Apuração sobre a condução da divulgação, a promessa inicial de ‘a lista’ e a resistência do Departamento de Justiça, geraram críticas que culminaram na saída de Pam Bondi
Pam Bondi foi retirada do cargo de procuradora-geral dos Estados Unidos nesta quinta-feira, 2, em decisão comunicada pelo presidente, Donald Trump.
O mandato de Bondi ficou marcado por promessas de transparência sobre os arquivos relacionados a Jeffrey Epstein, e por um recuo que irritou aliados e adversários em igual medida.
Ao mesmo tempo, a forma como os documentos foram liberados, com muitas rasuras e problemas técnicos, alimentou acusações de manobra para atrasar ou proteger nomes citados, conforme informação divulgada pelo g1.

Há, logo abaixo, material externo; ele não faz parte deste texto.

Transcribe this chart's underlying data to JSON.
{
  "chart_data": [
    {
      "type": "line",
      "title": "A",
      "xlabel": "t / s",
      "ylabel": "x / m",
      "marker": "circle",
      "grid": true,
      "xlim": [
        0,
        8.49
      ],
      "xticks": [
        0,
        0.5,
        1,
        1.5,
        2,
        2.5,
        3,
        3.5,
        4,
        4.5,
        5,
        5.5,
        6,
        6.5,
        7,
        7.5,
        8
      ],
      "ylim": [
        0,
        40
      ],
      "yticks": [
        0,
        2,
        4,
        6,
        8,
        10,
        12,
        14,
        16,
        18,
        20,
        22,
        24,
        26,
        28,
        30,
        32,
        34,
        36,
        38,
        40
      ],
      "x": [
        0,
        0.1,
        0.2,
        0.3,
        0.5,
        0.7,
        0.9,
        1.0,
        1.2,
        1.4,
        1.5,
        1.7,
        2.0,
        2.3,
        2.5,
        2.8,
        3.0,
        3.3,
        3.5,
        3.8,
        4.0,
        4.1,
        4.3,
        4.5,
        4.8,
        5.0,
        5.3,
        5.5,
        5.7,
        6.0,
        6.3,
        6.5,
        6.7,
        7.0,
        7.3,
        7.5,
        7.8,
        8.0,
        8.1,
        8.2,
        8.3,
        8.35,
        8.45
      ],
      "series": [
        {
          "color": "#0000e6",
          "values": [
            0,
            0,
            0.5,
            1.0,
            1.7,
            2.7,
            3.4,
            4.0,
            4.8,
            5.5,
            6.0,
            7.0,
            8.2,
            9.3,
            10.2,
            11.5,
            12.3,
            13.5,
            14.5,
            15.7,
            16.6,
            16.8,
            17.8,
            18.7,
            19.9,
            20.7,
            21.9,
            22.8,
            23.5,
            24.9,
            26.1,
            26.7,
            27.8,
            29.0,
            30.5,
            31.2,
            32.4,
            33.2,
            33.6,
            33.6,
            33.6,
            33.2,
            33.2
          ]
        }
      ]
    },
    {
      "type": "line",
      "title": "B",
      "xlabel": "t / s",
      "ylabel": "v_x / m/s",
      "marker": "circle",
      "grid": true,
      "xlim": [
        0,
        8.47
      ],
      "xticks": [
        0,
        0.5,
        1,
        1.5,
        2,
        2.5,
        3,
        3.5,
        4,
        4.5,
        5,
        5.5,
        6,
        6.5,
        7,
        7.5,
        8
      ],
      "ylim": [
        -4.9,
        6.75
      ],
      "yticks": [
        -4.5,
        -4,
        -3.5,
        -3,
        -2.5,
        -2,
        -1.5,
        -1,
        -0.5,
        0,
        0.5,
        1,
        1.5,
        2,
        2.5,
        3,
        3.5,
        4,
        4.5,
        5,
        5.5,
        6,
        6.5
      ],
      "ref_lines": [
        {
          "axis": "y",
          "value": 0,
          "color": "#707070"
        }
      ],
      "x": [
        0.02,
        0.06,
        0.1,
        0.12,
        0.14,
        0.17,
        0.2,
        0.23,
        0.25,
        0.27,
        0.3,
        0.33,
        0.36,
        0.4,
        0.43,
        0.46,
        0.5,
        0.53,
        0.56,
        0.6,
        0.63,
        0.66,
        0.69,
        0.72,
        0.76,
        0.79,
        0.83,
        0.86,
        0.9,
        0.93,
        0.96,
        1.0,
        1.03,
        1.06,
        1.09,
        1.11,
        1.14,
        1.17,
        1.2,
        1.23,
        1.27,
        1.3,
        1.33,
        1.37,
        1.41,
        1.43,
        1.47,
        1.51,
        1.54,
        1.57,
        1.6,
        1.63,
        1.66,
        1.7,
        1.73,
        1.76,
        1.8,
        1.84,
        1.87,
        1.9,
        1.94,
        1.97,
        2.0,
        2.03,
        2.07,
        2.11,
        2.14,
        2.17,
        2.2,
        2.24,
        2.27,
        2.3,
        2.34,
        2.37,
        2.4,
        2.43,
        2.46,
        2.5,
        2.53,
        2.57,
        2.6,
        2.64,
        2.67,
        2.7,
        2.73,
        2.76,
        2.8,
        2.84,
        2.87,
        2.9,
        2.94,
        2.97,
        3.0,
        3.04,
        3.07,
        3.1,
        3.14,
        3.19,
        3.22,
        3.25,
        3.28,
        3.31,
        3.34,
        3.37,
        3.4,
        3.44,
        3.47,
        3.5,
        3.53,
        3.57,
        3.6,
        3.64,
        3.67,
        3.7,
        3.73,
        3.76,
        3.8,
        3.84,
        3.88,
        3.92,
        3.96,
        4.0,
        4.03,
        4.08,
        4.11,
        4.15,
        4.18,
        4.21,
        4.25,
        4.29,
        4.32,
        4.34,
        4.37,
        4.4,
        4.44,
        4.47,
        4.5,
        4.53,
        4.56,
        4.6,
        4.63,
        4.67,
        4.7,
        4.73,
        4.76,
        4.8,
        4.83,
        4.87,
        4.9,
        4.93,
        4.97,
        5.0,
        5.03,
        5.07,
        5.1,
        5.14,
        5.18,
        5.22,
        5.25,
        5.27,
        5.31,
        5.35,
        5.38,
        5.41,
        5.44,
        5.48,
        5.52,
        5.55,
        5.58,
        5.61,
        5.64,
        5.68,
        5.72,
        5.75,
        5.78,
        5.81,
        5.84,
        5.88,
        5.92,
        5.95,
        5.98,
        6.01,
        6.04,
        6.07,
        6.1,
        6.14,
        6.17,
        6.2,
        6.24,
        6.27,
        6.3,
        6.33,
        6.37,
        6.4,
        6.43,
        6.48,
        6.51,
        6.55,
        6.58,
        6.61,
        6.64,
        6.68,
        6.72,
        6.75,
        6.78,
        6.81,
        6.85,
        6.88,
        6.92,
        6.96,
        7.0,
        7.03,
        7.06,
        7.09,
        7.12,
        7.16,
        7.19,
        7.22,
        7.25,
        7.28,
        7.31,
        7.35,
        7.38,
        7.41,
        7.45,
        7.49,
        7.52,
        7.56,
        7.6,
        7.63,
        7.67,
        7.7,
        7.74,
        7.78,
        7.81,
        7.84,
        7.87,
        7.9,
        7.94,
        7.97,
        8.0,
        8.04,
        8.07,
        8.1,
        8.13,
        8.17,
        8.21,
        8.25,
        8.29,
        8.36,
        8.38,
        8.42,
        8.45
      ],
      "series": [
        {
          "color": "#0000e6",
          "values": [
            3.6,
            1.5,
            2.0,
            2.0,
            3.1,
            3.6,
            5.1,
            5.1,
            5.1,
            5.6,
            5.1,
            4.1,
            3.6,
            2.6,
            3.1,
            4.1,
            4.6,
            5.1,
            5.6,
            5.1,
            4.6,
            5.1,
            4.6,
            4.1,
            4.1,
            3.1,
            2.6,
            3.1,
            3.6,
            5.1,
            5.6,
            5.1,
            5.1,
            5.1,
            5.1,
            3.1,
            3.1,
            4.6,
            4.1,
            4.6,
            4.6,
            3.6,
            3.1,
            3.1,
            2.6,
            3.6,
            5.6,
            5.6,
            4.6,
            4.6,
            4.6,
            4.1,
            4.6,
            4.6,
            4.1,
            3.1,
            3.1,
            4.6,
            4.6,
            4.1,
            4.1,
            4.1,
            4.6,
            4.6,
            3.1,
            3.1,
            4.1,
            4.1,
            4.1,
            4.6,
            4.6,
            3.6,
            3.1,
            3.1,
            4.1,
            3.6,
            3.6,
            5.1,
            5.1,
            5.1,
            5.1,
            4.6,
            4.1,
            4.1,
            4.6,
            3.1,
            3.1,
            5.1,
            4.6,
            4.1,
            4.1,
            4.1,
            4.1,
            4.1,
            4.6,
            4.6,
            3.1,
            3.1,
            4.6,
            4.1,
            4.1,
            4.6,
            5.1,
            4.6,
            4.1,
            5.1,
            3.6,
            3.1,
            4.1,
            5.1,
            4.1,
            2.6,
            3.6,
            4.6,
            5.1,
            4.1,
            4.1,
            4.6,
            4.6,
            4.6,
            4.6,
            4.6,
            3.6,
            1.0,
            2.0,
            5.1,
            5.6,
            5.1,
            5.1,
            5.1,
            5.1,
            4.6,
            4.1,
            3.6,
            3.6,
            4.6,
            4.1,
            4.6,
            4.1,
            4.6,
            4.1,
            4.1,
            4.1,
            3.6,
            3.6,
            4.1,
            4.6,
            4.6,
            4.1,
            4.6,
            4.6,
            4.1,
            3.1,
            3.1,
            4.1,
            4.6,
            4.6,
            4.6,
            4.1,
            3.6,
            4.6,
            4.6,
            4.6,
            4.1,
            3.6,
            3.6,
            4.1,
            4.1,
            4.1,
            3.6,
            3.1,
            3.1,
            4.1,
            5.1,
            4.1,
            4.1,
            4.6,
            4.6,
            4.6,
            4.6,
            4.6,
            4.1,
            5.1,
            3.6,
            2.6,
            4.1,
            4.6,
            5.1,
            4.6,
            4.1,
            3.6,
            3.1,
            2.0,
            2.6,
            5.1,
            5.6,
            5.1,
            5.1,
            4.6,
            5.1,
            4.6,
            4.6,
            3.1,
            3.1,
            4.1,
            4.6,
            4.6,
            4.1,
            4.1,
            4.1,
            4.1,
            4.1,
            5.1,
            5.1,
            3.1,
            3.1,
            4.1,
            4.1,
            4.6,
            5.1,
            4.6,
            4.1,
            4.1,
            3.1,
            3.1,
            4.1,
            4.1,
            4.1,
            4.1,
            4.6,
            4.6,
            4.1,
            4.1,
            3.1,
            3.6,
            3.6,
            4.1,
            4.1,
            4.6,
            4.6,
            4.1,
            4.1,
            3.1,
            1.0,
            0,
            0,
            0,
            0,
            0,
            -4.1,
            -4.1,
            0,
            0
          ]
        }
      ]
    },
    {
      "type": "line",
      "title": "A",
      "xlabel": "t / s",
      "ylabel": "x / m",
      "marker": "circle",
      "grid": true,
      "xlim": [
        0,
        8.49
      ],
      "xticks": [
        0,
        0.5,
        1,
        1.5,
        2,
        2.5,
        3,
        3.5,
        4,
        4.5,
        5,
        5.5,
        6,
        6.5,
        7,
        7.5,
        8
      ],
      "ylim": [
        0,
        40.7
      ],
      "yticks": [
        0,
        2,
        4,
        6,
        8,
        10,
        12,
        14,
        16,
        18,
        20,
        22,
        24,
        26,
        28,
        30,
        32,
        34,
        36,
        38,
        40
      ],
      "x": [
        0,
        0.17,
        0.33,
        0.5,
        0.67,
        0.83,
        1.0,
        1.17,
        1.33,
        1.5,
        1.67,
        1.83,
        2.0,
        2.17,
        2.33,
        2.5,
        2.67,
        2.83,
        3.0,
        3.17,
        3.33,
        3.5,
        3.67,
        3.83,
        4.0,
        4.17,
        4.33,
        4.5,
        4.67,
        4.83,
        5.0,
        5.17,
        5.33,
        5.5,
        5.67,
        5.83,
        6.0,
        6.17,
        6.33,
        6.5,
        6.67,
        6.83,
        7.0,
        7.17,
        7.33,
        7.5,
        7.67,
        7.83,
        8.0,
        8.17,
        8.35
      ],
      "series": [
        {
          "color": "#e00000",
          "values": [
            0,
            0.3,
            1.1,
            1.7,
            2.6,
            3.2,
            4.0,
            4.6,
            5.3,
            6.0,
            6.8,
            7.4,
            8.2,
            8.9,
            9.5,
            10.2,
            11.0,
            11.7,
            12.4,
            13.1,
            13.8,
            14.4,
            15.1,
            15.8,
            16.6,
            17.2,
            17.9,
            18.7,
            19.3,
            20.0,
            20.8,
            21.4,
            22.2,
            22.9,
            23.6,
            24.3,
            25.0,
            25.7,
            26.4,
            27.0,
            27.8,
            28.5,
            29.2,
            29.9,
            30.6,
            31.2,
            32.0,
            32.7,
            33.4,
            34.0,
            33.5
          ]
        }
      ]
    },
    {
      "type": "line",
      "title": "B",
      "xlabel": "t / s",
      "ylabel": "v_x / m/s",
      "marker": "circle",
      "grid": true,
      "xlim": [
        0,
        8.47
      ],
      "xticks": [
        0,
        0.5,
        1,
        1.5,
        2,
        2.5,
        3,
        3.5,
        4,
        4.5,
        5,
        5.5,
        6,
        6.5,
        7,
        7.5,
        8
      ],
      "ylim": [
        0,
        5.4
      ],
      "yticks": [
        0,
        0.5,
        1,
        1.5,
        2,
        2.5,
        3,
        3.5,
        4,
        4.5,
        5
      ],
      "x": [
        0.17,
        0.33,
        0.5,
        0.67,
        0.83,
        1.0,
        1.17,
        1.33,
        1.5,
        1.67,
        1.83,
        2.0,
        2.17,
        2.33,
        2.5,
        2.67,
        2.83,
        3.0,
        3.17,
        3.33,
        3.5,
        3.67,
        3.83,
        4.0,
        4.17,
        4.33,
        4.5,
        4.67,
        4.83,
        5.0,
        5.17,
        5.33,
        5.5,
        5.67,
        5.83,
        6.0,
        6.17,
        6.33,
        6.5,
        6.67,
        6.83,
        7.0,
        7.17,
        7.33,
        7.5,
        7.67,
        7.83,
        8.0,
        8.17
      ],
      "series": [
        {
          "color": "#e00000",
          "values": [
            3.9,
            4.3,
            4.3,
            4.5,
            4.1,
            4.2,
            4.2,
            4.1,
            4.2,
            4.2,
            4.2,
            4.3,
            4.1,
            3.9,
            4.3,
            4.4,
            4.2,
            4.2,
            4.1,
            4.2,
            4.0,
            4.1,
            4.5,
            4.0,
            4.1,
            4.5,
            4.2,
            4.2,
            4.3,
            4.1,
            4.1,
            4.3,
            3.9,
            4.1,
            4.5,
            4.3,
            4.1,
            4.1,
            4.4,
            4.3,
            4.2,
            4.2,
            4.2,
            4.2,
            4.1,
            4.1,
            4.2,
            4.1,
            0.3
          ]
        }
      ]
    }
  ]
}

Promessa de “a lista” e o recuo sobre a divulgação
Logo ao assumir, Pam Bondi afirmou ter, em suas mãos, “a lista” de nomes ligados ao caso Jeffrey Epstein, e prometeu uma divulgação rápida e completa, o que elevou a expectativa entre apoiadores de Trump e no público.
Pouco depois, o Departamento de Justiça passou a alegar que os arquivos eram complexos, e que a divulgação imediata poderia prejudicar investigações em curso, argumento usado para postergar entregas e limitar o acesso a versões completas dos dossiês.
Lei que obrigou a liberação e a entrega problemática
Somente após a aprovação de uma medida específica, a Lei de Transparência dos Arquivos Epstein, o governo foi obrigado a soltar milhões de páginas que estavam retidas.
Mesmo com a lei, a divulgação ocorreu de forma gradual, e a pasta sob comando de Bondi entregou documentos com muitas tarjas e erros técnicos, o que intensificou as suspeitas de que a demora e as falhas tinham objetivo de ganhar tempo ou proteger envolvidos.
Audiência no Congresso e a foto do “histórico de buscas”
Durante uma audiência do Comitê Judiciário da Câmara em 11 de fevereiro de 2026, Pam Bondi enfrentou momentos tensos com deputados, e foi fotografada manuseando um dossiê em que constava o título “histórico de buscas de Pramila Jayapal” e números de arquivos acessados pela deputada.
O episódio levou Jayapal e outros parlamentares a acusarem o Departamento de Justiça de espionagem, e reforçou reclamações de que as versões disponibilizadas aos congressistas ainda vinham com tarjas, o que foi interpretado como tentativa de acobertamento.
Frustração da administração e motivos para a demissão
Segundo a cobertura, a decisão de demitir Bondi foi comunicada em meio a crescente frustração de Trump com o desempenho da procuradora, especialmente sobre a condução das investigações relacionadas a Epstein, e pela lentidão em processar críticos e adversários que o presidente desejava ver responsabilizados criminalmente.
Críticos afirmam que as combinações de promessas não cumpridas, entregas técnicas falhas e a exposição de dossiês contribuíram para o desgaste político de Bondi, e para a percepção, entre opositores e parte do público, de que a gestão buscou proteger interesses específicos.
No cenário imediato, a saída de Pam Bondi abre espaço para uma nova nomeação e reavaliações internas sobre como o Departamento de Justiça vai lidar com os volumes de documentos e com as pressões políticas que cercam o caso Epstein.